On this Tuesday’s Figure Four Daily, Steve Sims explained AAA had issues one or two TV tapings in February. Dr. Lucha explained it’s common for AAA (and others) to have to pay a sort of protection fee to the local drug cartel and/or mafia to prevent problems from occurring on the show. On one of those tapings, there wasn’t much protection – AAA was robbed of the entire gate. No specific taping was revealed, but you can look at the listing of tapings from February and probably make a strong guess.
AAA normally pays it’s wrestlers straight out of the gate they receive (2), so they’ve been cash poor since this incident. Much of the belt tightening has come as a result; while they’ve got money from the movie and other things, they apparently did not have deep enough reserves to easily take this hit and things had to change. (3)

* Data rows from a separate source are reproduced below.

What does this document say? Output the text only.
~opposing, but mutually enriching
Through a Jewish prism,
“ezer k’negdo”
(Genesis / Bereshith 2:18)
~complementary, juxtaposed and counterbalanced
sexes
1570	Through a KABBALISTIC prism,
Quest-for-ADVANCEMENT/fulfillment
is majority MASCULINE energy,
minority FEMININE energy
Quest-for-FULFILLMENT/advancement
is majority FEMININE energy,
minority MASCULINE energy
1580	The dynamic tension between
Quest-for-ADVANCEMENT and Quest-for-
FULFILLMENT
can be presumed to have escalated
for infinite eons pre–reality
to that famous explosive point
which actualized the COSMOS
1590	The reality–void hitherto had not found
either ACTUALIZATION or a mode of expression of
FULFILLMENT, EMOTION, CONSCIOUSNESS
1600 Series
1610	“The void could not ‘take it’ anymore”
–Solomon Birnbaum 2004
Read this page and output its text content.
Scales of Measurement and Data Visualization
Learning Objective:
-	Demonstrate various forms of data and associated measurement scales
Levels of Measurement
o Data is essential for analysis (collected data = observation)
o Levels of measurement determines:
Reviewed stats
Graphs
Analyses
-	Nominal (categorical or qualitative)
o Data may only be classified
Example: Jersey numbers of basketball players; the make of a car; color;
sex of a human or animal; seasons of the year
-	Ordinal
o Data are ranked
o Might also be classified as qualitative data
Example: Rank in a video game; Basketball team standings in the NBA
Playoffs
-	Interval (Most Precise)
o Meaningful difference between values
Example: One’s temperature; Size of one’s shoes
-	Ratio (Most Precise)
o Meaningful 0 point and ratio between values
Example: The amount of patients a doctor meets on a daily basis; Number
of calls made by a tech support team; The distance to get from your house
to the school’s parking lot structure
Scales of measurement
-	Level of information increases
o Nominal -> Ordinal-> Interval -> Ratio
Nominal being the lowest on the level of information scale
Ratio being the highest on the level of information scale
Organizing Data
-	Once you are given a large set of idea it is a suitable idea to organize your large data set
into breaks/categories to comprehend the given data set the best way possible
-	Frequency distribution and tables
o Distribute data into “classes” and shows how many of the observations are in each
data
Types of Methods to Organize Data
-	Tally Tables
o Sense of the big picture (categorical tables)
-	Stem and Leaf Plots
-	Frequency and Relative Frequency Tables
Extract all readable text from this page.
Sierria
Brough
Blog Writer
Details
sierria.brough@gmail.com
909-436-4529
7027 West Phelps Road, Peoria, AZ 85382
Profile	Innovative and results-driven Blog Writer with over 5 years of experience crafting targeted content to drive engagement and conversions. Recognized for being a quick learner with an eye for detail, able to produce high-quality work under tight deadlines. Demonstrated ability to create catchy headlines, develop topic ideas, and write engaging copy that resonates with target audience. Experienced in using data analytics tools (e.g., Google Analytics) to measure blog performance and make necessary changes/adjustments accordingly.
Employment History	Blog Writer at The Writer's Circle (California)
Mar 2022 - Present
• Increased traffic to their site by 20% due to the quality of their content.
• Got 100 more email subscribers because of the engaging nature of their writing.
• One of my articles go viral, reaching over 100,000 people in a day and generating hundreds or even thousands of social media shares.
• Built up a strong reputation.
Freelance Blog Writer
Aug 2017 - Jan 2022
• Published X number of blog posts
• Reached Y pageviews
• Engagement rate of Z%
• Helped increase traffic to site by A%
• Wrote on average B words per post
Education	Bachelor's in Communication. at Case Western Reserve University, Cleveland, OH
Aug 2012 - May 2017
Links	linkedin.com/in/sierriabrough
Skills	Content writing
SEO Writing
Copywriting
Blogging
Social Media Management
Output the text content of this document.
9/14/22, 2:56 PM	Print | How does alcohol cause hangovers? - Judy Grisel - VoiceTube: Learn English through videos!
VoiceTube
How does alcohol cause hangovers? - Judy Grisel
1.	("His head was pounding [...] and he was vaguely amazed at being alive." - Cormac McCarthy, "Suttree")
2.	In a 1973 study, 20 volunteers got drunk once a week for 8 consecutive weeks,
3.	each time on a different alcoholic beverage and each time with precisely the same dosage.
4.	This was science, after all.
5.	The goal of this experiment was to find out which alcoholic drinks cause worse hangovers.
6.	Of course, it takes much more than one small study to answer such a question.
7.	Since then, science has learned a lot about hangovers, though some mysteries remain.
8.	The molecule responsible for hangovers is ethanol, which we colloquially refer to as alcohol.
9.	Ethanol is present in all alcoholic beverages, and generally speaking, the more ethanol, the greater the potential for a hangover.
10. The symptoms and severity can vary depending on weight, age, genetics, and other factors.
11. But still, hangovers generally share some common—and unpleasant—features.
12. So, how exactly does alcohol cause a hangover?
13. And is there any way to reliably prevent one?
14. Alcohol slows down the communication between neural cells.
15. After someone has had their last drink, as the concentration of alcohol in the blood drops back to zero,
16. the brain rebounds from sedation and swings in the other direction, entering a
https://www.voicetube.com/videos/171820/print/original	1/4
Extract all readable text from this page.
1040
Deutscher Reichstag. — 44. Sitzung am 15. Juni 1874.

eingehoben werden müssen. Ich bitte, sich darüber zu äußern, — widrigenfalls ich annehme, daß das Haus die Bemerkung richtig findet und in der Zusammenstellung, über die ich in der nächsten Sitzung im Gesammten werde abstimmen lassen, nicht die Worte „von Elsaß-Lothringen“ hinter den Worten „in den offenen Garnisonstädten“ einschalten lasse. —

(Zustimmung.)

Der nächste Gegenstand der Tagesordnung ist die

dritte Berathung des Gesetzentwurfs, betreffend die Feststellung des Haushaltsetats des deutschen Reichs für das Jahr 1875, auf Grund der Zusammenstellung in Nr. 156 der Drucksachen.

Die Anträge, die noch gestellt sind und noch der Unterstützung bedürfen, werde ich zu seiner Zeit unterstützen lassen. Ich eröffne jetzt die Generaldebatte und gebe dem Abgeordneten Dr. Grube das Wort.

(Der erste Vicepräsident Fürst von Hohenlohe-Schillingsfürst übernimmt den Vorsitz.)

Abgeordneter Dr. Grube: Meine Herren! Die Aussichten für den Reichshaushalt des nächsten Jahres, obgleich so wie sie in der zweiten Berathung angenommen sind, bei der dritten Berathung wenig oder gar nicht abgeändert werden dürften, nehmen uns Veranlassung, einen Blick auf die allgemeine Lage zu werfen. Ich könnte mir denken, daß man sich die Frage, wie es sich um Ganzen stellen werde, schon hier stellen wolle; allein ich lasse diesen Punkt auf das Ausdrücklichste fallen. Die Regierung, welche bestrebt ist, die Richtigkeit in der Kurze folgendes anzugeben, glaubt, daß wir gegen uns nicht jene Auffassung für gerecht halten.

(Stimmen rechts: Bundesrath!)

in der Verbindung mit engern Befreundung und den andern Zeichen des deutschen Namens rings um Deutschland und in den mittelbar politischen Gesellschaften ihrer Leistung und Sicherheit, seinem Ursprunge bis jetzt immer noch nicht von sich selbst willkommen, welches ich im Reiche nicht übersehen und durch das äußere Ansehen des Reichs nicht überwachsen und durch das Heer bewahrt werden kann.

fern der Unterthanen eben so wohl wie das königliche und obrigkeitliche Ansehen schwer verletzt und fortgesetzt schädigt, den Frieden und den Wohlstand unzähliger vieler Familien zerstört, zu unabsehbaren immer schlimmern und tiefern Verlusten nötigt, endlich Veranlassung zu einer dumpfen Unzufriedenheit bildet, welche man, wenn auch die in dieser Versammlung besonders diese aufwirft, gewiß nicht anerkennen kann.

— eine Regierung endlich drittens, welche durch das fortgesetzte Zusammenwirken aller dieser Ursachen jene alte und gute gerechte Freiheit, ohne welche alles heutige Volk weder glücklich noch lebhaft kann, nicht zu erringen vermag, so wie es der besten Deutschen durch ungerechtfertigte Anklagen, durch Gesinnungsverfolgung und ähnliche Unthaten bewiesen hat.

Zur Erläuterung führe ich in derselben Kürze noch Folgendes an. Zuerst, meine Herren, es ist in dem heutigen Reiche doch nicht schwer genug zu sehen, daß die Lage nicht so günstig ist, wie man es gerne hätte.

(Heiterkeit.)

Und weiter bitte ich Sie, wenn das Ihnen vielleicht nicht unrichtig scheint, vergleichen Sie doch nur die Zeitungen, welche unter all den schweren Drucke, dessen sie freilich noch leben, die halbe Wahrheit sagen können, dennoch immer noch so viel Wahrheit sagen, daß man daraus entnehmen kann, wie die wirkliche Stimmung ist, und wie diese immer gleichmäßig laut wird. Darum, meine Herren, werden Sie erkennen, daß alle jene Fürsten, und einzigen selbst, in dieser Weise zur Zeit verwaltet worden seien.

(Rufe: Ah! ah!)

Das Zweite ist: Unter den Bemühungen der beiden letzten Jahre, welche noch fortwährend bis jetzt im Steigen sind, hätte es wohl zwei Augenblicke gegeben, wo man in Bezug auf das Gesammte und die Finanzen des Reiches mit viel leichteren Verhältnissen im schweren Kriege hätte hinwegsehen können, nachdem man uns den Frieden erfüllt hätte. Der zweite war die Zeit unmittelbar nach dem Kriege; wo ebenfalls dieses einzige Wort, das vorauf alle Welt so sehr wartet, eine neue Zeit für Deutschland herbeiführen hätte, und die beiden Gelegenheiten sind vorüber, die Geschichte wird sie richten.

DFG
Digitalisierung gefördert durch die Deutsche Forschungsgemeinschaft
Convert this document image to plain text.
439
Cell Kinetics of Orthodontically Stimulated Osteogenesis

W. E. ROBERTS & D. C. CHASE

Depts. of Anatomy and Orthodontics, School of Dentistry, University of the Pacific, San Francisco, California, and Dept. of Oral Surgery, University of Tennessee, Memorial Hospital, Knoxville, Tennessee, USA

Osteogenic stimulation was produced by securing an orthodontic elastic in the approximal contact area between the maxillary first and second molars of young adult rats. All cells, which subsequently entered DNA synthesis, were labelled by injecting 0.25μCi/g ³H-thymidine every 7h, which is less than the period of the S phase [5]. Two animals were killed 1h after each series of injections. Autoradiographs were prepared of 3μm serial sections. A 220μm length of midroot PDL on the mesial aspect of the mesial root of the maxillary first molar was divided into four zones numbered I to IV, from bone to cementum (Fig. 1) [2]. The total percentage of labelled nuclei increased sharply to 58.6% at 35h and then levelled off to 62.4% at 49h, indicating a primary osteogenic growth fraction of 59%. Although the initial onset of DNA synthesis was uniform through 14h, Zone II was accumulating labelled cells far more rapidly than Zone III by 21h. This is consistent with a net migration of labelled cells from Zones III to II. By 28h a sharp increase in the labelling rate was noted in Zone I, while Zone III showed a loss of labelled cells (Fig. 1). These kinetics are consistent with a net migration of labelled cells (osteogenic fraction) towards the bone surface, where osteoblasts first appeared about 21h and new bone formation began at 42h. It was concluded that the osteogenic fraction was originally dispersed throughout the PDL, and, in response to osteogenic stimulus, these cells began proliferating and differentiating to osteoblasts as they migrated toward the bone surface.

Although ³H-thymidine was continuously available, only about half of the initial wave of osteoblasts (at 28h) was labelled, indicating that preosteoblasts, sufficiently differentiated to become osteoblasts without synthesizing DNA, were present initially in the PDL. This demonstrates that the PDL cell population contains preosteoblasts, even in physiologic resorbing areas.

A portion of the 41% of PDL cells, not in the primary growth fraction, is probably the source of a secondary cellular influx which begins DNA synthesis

The cutbacks are part of the reason for the double tapings in March and April this year. The other reason was to reconfigure the taping schedule. AAA has decided to run all tapings within two hours of Mexico City, feeling there’s not near the same mafia/drug cartel control that close to DF. Arena Naucalpan, which is much smaller than the usual tapings locations, becomes an option when they’re looking in the small area. Arena Monterrey, far away from Mexico City and in an area surrounded by drug violence, is not. Dr. Lucha didn’t speculate on this situation changing any time soon. My guess is, if they were cutting a pay a month after TripleMania, they’re still struggling and may have not started to recover.
This may have far reaching affects; Perro Jr. showing up in no condition to perform is one problem, and being a costly guy at time where they can’t afford a costly guy is an extra problem. With most of the members of the Perros either in AAA or CMLL full time, going on his own seems less viable by the day. At the same time, AAA may be offering Wagner and Park more benefits and freedoms (like working their own schedules) in place of stronger money offers. Homegrown talent becomes even cheaper relative, because they’re driving two hours max and not being flown anywhere.
(1) – though, oddly enough, Jack Evans is listed as working a spot show tonight. And the WON said Hernandez got the last TV taping off to visit his family.
(2) – which better explains the periodic “AAA may fold” rumors we heard about every eight months when Pena was running the promotion; just a down gate or two could start a bad set of dominos.
(3) – cut backs, yes, but easy ways to make more money – like an online store – not so much. In a world where I still get people asking me where they can buy a Perro del Mal shirt, where every small promotion in the US and Japan is at least able to put together some merchandise with their logo on it, and where everyone involved could very much use the money, it’s appalling how far behind the curve the Mexican promotions are in this.